Après les crimes de la terreur, l'on pouvait deviner, sans un grand effort d'esprit, que l'opinion publique attendait une impulsion contraire, et le Génie du Christianisme a pu être lu.

Actuellement, la religion triomphe, et se hâte de fermer la porte des temples aux pauvres actrices qui quittent la scène du monde[96]. Elle n'est plus forcée à la justice par l'œil terrible d'un caractère absolu. Nous allons revenir au simple, et l'emphase vide de pensée va perdre de son crédit. Mais ce quatrième mouvement dans l'opinion sera plus faible que la vague impétueuse dirigée par Voltaire. A son tour, il sera repoussé par une impulsion contraire, et ces vagues religieuses et antireligieuses, se succédant tous les dix ans, en s'affaiblissant sans cesse, finiront par se perdre dans l'ennui naturel au sujet.

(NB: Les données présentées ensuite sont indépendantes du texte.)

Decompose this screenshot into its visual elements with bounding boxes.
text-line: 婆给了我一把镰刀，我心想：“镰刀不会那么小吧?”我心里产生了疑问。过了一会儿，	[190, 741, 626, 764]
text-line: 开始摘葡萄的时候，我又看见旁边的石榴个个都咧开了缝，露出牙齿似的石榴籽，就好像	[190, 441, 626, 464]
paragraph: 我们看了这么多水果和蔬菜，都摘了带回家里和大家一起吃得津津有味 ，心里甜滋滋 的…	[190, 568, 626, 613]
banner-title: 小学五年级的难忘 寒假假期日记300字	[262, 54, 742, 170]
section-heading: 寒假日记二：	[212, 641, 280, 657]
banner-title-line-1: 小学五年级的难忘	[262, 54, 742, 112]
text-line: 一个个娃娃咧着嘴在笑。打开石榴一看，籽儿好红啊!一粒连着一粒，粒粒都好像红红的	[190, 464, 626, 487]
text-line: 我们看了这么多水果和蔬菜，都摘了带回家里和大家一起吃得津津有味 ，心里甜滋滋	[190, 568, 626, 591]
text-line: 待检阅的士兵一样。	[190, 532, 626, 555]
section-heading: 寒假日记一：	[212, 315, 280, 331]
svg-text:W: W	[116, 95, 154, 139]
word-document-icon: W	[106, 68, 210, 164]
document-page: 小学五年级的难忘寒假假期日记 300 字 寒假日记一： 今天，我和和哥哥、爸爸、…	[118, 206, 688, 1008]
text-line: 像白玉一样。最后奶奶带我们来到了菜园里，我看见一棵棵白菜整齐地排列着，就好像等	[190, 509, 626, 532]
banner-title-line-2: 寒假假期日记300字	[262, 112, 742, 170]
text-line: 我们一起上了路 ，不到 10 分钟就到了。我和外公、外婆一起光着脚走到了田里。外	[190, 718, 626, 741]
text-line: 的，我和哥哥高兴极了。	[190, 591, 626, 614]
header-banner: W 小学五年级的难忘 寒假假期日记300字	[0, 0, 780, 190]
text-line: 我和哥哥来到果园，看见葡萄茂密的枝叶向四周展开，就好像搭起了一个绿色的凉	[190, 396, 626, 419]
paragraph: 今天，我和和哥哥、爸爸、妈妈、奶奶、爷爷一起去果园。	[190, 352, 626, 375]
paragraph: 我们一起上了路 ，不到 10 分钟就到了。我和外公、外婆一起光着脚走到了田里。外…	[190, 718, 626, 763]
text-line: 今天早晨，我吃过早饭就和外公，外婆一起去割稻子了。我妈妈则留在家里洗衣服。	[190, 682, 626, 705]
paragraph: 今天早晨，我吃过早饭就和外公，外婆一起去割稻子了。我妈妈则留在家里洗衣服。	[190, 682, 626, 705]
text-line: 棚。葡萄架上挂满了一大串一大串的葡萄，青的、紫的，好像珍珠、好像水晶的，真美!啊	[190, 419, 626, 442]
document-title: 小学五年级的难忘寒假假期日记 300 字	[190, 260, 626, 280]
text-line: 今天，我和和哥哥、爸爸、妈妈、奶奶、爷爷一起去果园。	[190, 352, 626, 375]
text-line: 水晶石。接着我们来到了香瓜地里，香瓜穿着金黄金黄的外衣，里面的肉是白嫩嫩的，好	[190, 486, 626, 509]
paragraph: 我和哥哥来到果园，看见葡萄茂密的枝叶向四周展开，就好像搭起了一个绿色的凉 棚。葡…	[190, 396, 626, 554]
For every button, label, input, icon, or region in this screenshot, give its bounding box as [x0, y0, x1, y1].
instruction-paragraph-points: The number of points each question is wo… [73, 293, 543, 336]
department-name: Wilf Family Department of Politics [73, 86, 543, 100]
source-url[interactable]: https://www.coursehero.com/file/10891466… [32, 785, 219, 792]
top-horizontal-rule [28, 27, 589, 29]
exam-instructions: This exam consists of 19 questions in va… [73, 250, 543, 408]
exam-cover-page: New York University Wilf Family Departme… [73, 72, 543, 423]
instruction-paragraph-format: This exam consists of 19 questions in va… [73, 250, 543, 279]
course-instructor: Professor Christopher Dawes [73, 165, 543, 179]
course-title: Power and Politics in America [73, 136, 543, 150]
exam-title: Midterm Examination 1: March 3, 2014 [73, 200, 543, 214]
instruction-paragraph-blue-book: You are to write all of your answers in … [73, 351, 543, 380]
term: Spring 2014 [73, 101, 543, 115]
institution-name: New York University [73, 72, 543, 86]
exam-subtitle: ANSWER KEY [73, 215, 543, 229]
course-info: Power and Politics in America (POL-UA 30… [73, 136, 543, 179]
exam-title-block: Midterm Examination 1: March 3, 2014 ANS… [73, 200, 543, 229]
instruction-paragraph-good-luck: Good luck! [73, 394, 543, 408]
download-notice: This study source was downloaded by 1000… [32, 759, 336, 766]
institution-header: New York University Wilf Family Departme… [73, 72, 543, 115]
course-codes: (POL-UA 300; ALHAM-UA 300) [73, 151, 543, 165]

La nature de l'admiration n'est pas pure en France. Voir des défauts dans ce que le public admire est une sottise: c'est qu'il faudrait raisonner pour soutenir une opinion nouvelle, c'est-à-dire appuyer une chose indifférente par une chose ennuyeuse. Et le genre du panégyrique, qui au fond est un peu bête, se trouve avoir une base naturelle dans le caractère de la nation la plus spirituelle de l'Europe.

L'homme de goût comprend le Cloten de Cimbélyne, comme l'Achille d'Iphigénie. Il ne voit dans les choses que ce qui s'y trouve; il ne lit pas les commentaires de tous ces gens médiocres qui veulent nous apprendre le secret des grands hommes[97]; au lieu de se faire l'idée de la perfection d'après Virgile, et de s'extasier ensuite niaisement avec les rhéteurs sur la perfection de Virgile, il se forme d'abord l'idée du beau, et cite Virgile à son tribunal avec autant de sévérité que Pradon[98].

[89] Si la charte que nous devons à un prince éclairé continue à faire notre bonheur, le goût français changera; la perverse habitude de raisonner juste passera de la politique à la littérature. Ce grand jour, on jettera au feu tous les livres écrits sous l'influence des anciennes idées[iii], et les jurés faiseurs d'hémistiches crieront que tout est perdu. N'est-il pas bien piquant pour ces pauvres diables de n'être plus payés que pour écrire sur les constitutions, après avoir passé leur jeunesse à peser les hémistiches de Racine ou les chutes sonores de Bossuet? C'est ce qui les rend anticonstitutionnels, et qui, dans trente ans, fera libéraux leurs successeurs en génie.

[iii] A commencer par le Siècle de Louis XIV de Voltaire, les œuvres de d'Alembert, de Fontenelle, tout ce qui n'est pas idéologie dans Condillac, etc., etc.

En 1770, on admirait plus les vers que les traits de caractère. Les esprits dégradés estimaient plus la richesse de la matière que le travail; la difficulté vaincue dans la chose difficile que l'on pouvait comprendre, que la difficulté vaincue dans la chose plus difficile devenue inintelligible par le malheur des temps. La cause de Racine est liée à l'inquisition.

[90] Œil simple et qui vois les objets tels qu'ils sont, à qui rien n'échappe, et qui n'y ajoutes rien, combien je t'aime! tu es la sagesse même.

(Lavater, I, 118.)

[91] Age cannot wither it, nor custom stale its infinite variety.